Some AFL club presidents could depart the scene and barely leave a ripple in their wake. Essendon perhaps wishes that was the case now. Saturday night's shock resignation of chairman David Evans will have a profound impact on a club which was gradually beginning to again assert itself as an AFL heavyweight.
It's rare that the resignation of someone from the front office of a club would spark the sort of emotional reactions Evans' announcement inspired among Essendon players and the club's support base. But in the nearly four years since taking over the role from Ray Horsburgh, Evans had banked plenty of credits with the faithful. And they are venting their frustration about now being short-circuited by the fall-out of the drugs controversy.
The "dream team" coaching panel of James Hird and Mark Thompson had been delivered, and was beginning to achieve results. The club is about to take a step forward with a new training and administrative base. Evans has been the pivotal figure in all of that. Yet, now he is gone.
Propriety is a word which means much to the Evans family. And as became obvious after Essendon's game against Hawthorn on Friday night, the accusations of his club's lack of it, that being the kindest of the torrent of criticism about the drugs scandal, it took a heavy personal toll.
Of course it helped Evans that he was the son of a much-loved figure at Windy Hill, former Bomber spearhead, president and AFL Commission chairman Ron Evans. At 48 he was also an approachable figure to the playing fraternity.
In his time at the helm, he managed to present a profile as a successful and driven figurehead who could get things done - the aim always to restore his club to the place he felt it belonged, but with a no-fuss, dignified manner not always shared by some of his peers. That wasn't always easy given some of the decisions overseen, like ending the tenure of former coach Matthew Knights with two years still to run on his contract. Even, for that matter, the club's move out of its traditional Windy Hill training base to new facilities near Tullamarine. In those cases, however, Evans was able to successfully sell Essendon's fan base the idea that to return to its previous status, this was a club which needed to move swiftly.

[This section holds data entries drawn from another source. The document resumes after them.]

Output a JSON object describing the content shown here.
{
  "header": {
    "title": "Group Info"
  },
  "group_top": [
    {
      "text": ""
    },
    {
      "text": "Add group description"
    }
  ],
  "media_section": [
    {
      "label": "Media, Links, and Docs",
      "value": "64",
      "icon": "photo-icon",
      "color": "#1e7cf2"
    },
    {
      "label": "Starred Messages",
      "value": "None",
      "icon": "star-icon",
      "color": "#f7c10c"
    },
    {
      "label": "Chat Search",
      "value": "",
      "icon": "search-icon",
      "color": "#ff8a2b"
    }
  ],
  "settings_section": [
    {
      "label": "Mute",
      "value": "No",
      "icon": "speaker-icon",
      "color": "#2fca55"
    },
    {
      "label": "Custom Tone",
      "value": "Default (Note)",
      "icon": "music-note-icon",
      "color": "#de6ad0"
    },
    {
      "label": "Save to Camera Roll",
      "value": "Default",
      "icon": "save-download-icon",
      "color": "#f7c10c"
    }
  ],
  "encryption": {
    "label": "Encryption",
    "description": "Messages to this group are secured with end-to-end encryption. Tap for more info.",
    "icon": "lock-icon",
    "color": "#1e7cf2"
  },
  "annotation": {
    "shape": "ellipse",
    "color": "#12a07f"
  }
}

A favourite reference of his was to football's "arms race". It was recognition that the club had fallen behind its rivals in many areas. "Flags just don't come by talking about them. They come by building a great club," he said shortly after his ascension to the role. "Essendon is a great club, but the industry is changing so much on and off the field that we need to be responsive to that change and get ourselves in a position where we are financially capable of ensuring we have a significant future."
When that appeared threatened in the second half of the season during 2010, Essendon losing 10 of its last 12 games and watching its crowds dwindle, Evans wasn't slow to act. The procuring of Thompson was messy, the fall-out from the Knights sacking considerable, but Evans managed to make it at least explainable. He proved he could wear some flak for the benefit of the club.
Nothing, however, on the scale of what he has worn the past six months. Evans, in the end, had too many masters to serve. His lifelong friendships. His close ties to the AFL administration and in particular Andrew Demetriou. All the while his business interests took a back seat.
Essendon, said Evans in his resignation statement, was "a great institution that is bigger than all of us". But without the steadying hand of Evans at its helm, it now also looks a far more vulnerable one.